Die Farbe Rot
15.12.2017 -“Nie hat eine Bewegung einen solchen Friedhof zerbrochener Existenzen, vernichteter Talente, zensierter, konfiszierter, verbrannter Manuskripte oder Kunstwerke hinterlassen.” (Seite 1031) Ein kolossales Werk legt Gerd Koenen hier vor. Sicherlich nicht fürs Durchlesen vom Anfang bis zum Ende. Eher ein halb ideengeschichtliches, halb faktengeschichtliches Handbuch.
In dieser Kategorie lässt Koenen allerdings kaum einen Aspekt unbearbeitet. Wenn man Koenens Buch durchgeht, “durchlesen” wäre sicher ein zu vermessener Anspruch, bekommt man den Eindruck, der Kommunismus ist überall und zu allen Seiten anwesend.
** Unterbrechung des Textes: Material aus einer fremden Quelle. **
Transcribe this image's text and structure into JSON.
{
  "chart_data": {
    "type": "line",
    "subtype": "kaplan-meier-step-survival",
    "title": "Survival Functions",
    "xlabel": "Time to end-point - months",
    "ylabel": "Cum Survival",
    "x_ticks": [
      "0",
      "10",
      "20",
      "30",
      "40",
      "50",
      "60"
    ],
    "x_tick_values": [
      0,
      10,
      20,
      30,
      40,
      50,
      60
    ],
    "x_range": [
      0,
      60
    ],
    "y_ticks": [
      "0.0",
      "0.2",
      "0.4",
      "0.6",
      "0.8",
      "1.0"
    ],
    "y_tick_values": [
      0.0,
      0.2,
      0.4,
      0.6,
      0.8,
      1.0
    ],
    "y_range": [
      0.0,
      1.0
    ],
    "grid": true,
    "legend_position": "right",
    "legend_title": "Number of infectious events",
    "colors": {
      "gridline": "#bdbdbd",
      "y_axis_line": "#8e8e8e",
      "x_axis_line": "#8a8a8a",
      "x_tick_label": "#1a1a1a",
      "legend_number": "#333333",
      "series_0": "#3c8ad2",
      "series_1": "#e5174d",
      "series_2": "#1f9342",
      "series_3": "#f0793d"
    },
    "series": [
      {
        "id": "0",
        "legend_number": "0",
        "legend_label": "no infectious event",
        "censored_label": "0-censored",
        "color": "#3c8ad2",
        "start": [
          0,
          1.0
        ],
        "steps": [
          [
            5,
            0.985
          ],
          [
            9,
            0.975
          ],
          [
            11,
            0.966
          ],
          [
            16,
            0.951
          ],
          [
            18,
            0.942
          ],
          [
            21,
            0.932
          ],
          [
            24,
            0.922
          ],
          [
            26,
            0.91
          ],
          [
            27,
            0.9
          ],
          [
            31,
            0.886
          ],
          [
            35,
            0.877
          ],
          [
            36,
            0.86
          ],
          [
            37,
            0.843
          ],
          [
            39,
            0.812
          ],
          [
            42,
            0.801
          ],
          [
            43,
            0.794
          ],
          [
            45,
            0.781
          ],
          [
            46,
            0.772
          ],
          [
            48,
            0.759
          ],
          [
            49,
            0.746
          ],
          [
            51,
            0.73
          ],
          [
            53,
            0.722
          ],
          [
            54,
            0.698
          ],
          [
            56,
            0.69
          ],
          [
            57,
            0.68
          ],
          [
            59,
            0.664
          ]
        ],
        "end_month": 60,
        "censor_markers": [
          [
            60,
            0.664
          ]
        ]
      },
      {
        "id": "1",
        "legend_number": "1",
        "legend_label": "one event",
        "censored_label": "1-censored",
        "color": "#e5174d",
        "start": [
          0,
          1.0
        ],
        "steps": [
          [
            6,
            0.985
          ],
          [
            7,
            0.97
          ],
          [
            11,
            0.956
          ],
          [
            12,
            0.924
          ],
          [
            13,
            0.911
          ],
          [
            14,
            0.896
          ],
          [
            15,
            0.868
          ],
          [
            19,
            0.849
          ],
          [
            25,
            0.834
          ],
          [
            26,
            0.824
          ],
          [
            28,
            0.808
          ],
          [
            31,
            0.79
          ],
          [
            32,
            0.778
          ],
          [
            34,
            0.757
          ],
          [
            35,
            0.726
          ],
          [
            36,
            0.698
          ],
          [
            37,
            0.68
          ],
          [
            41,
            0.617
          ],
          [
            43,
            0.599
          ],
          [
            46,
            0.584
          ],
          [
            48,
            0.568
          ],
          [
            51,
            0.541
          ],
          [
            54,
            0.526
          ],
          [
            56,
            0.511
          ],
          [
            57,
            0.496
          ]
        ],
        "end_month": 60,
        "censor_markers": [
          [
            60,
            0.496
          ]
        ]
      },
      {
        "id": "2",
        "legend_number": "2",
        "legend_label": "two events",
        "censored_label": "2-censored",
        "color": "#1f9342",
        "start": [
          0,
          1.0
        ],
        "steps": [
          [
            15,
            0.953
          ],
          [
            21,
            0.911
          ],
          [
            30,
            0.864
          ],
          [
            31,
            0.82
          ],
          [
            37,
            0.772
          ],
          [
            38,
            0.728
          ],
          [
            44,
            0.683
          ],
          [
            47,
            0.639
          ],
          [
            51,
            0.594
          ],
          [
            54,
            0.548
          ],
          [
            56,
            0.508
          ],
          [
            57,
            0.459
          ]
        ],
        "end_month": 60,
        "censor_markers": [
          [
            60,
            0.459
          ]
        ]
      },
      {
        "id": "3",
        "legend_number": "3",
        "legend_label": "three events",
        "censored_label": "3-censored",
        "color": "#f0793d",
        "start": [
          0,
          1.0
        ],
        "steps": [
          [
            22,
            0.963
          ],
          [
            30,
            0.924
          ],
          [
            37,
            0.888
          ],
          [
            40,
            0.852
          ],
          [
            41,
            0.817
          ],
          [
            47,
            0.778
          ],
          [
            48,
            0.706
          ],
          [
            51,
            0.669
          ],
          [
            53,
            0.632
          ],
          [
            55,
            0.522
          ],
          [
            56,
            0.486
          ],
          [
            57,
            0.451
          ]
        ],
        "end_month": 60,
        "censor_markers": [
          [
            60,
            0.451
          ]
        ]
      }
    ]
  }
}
Und etwas scheint das auch die Perspektive des Autors zu sein, der das Phänomen Kommunismus nicht mit Marx und Engels einsetzen lässt oder mit der sowjetischen Revolution 1918 in Russland. Der ganze erste Teil des Buches (von vieren insgesamt) ist der Zeit vor 1848 gewidmet, unter anderem der französischen Revolution und der Utopiengeschichte christlicher und nicht-christlicher Provenienz.
Erst auf den Seiten 300 bis 400 kommen die Autoren des Kommunistischen (endlich!) Manifestes in Spiel. Danach bleibt Koenen auch auf den Untertitel seines Buches fokussiert und nicht verwunderlich bringt das auch die Konzentration auf die Sowjetunion mit sich, die dortige Herrschaftsabfolge von Lenin über Stalin zur Entstalinisierung; das Entstehen der sowjetischen Satellitenstaaten in Osteuropa; der Zusammenbruch der Sowjetunion und natürlich ein intensiver Blick auf das kommunistische China.
Zu einem solchen Werk gehört Mut und ein langer Atem, dazu kann man Koenen gratulieren. Auch, dass er sich entschlossen hat, mit seinem Buch mehr zu liefern als nur eine enggeführte Kommunismus-Geschichte, sondern den Kommunismus auch immer in breitere historische Perspektiven zu stellen. Wer sich diesen über 1000 Seiten als LeserIn “stellen” will (diese Formulierung ist angesichts des Umfangs sicherlich keine übertriebene Formulierung) wird von Fall zu Fall entscheiden, welche historischen Abschnitte in der Kommunismus-Geschichte ihr/ihn besonders interessieren. Leider macht es uns der Autor dabei mit seinen eher blumenreichen, manchmal auch etwas kryptischen Überschriften nicht leicht. Auch wäre mehr Ausleuchten der Gegenwart wünschenswert gewesen; ebenso eine Vertiefung des digitalen Finanzkapitalismus, den Koenen zwar auf einer Seite erwähnt, ihn dann aber doch nicht in eine kommunistisch-analytische Perspektive hineinstellt. Diese Verdünnung bei der Beschreibung der Gegenwart wird aber durch den höchst einprägsamen Epilog des Autors ausgeglichen, wo Koenen in eindrucksvoller Weise über die Entstehung des Buches schreibt und wie dessen Thema mit seiner eigenen Biografie verknüpft ist. In früherer Diktion formuliert haben wir hier “ein Lebenswerk”, vor uns dessen Ausführlichkeit und Intensität für jeden einen Gewinn darstellt, der sich durch den Seitenumfang nicht abschrecken lässt.